President Nelson Reminds All ‘Able-Bodied Young Men’ That They Must go on Missions…Except those named Chad

President Nelson started off the 192nd Annual General Conference with another transformative piece of revelation.

As the prophet himself put it, “I remind all young men have they have the great privilege and responsibility to go a mission to serve the Lord. All young men must go…except those who are unfortunate enough to be ‘Chad’. ‘Chads’ will unfortunately never be worthy enough to serve a mission.”

Once President Nelson clarified this piece of doctrine, the entire conference center erupted into applause and cheer. Reports state that even some apostles hugged each other and started high-fiving in the background. As if angels came down from heaven, even the Tabernacle Choir started impromptu singing, “We Thank Thee O God For a Prophet.”

Even though almost every member of the church accepted this news with great excitement, there were a select few who were hesitant to accept this news. For example, Elder Chad Vivent a missionary currently serving in the Maryland Baltimore Mission, recently shared his concern on his Facebook Page.

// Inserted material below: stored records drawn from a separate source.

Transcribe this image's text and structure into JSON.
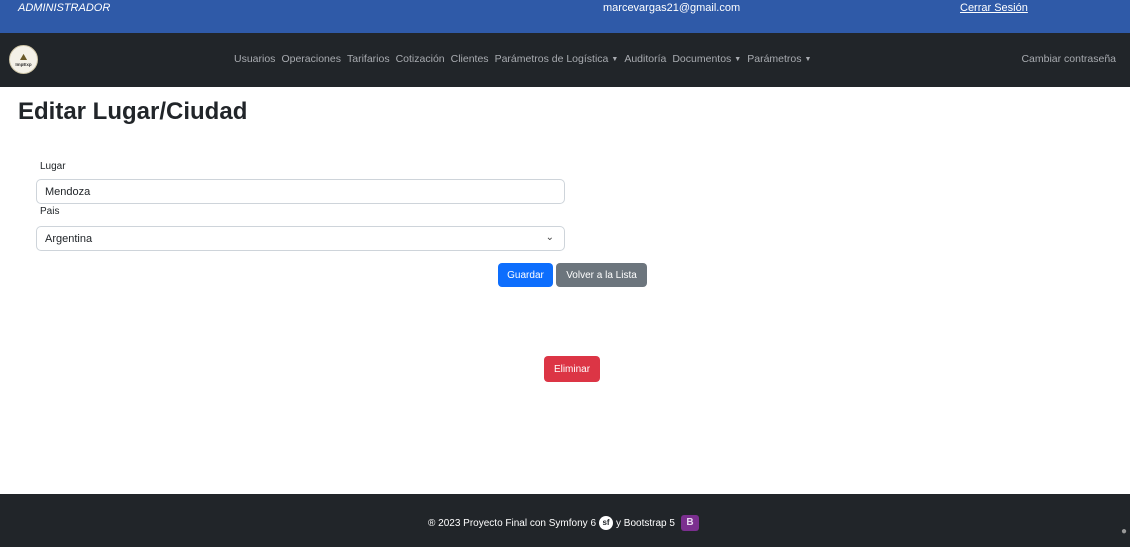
{
  "topbar": {
    "role": "ADMINISTRADOR",
    "email": "marcevargas21@gmail.com",
    "logout": "Cerrar Sesión"
  },
  "navbar": {
    "logo_text": "ImpExp",
    "items": [
      {
        "label": "Usuarios",
        "dropdown": false
      },
      {
        "label": "Operaciones",
        "dropdown": false
      },
      {
        "label": "Tarifarios",
        "dropdown": false
      },
      {
        "label": "Cotización",
        "dropdown": false
      },
      {
        "label": "Clientes",
        "dropdown": false
      },
      {
        "label": "Parámetros de Logística",
        "dropdown": true
      },
      {
        "label": "Auditoría",
        "dropdown": false
      },
      {
        "label": "Documentos",
        "dropdown": true
      },
      {
        "label": "Parámetros",
        "dropdown": true
      }
    ],
    "change_password": "Cambiar contraseña"
  },
  "page": {
    "title": "Editar Lugar/Ciudad"
  },
  "form": {
    "lugar_label": "Lugar",
    "lugar_value": "Mendoza",
    "pais_label": "Pais",
    "pais_value": "Argentina"
  },
  "buttons": {
    "save": "Guardar",
    "back": "Volver a la Lista",
    "delete": "Eliminar"
  },
  "footer": {
    "text_left": "® 2023 Proyecto Final con Symfony 6",
    "text_mid": "y Bootstrap 5"
  },
  "colors": {
    "topbar": "#2f5aa8",
    "navbar": "#212529",
    "primary": "#0d6efd",
    "secondary": "#6c757d",
    "danger": "#dc3545"
  }
}
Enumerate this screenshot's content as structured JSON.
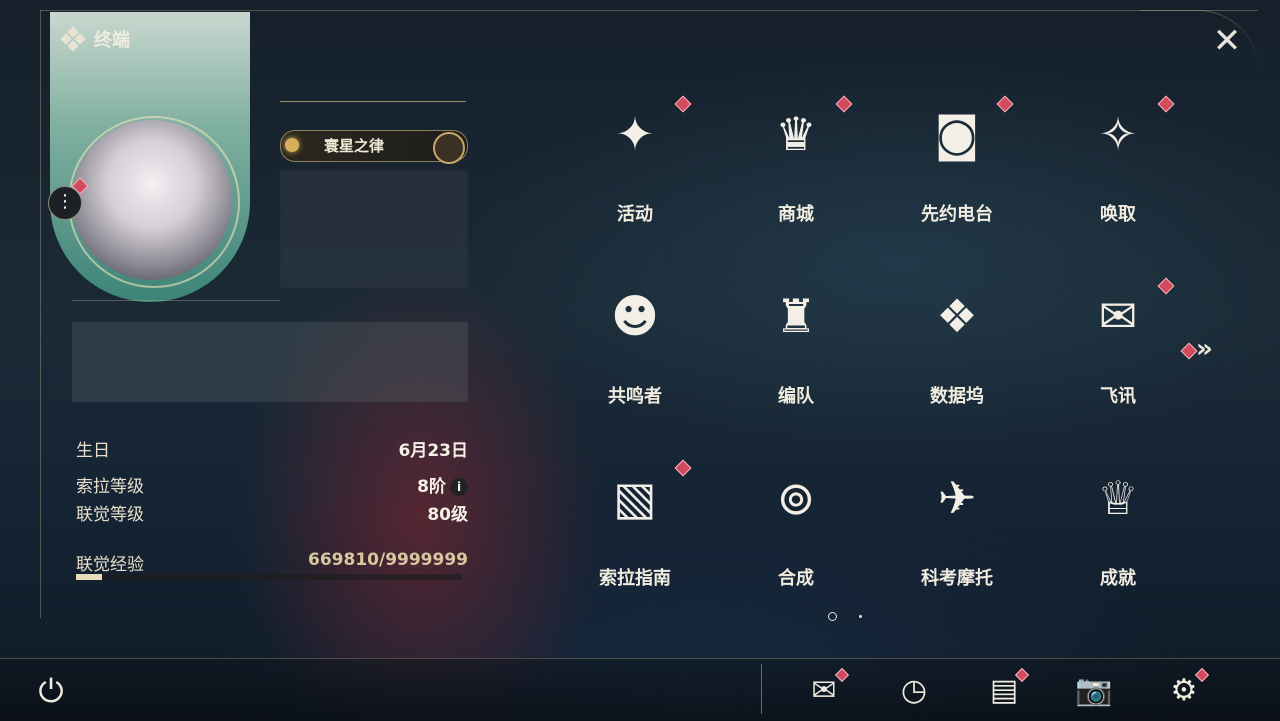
{
  "header": {
    "title": "终端"
  },
  "profile": {
    "title_badge": "寰星之律",
    "birthday_label": "生日",
    "birthday_value": "6月23日",
    "sola_level_label": "索拉等级",
    "sola_level_value": "8阶",
    "union_level_label": "联觉等级",
    "union_level_value": "80级",
    "union_exp_label": "联觉经验",
    "union_exp_value": "669810/9999999",
    "union_exp_fraction": 0.067
  },
  "grid": {
    "items": [
      {
        "label": "活动",
        "icon": "2nd-anniversary-icon",
        "badge": true
      },
      {
        "label": "商城",
        "icon": "shop-cart-icon",
        "badge": true
      },
      {
        "label": "先约电台",
        "icon": "radio-icon",
        "badge": true
      },
      {
        "label": "唤取",
        "icon": "compass-star-icon",
        "badge": true
      },
      {
        "label": "共鸣者",
        "icon": "resonator-head-icon",
        "badge": false
      },
      {
        "label": "编队",
        "icon": "chess-formation-icon",
        "badge": false
      },
      {
        "label": "数据坞",
        "icon": "data-dock-icon",
        "badge": false
      },
      {
        "label": "飞讯",
        "icon": "chat-bubble-icon",
        "badge": true
      },
      {
        "label": "索拉指南",
        "icon": "guidebook-icon",
        "badge": true
      },
      {
        "label": "合成",
        "icon": "synthesis-orbit-icon",
        "badge": false
      },
      {
        "label": "科考摩托",
        "icon": "motorbike-icon",
        "badge": false
      },
      {
        "label": "成就",
        "icon": "trophy-icon",
        "badge": false
      }
    ]
  },
  "next_page": "»",
  "close": "✕",
  "menu_dots": "⋮",
  "info_icon": "i",
  "power": "⏻",
  "bottom_icons": [
    {
      "name": "mail-icon",
      "glyph": "✉",
      "badge": true
    },
    {
      "name": "clock-icon",
      "glyph": "◷",
      "badge": false
    },
    {
      "name": "notice-icon",
      "glyph": "▤",
      "badge": true
    },
    {
      "name": "camera-icon",
      "glyph": "📷",
      "badge": false
    },
    {
      "name": "settings-gear-icon",
      "glyph": "⚙",
      "badge": true
    }
  ],
  "colors": {
    "badge": "#d24a5e",
    "accent_gold": "#d2be82"
  }
}
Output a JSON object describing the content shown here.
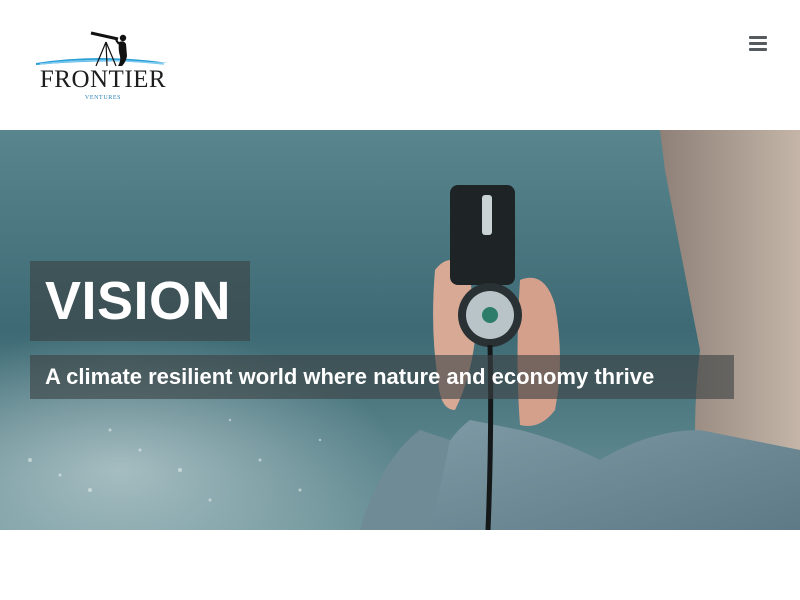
{
  "header": {
    "logo_name": "FRONTIER",
    "logo_sub": "VENTURES",
    "menu_icon": "hamburger-menu-icon"
  },
  "hero": {
    "title": "VISION",
    "subtitle": "A climate resilient world where nature and economy thrive"
  },
  "colors": {
    "overlay": "#3c4244",
    "text": "#ffffff",
    "menu_icon": "#555a5f",
    "logo_accent": "#2a7fb5"
  }
}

“Well…what the fetch do I do now? I guess I could always go back to summer sales…Any of my converts need some Solar?”

Instead of just complaining on Facebook after this announcement, a brave few have taken immediate action to follow the prophet. Since President Nelson’s announcement, the state of Utah has already received 100,000 requests to officially change their legal first names. Reports say that most of these requests have come from the Draper and Alpine areas.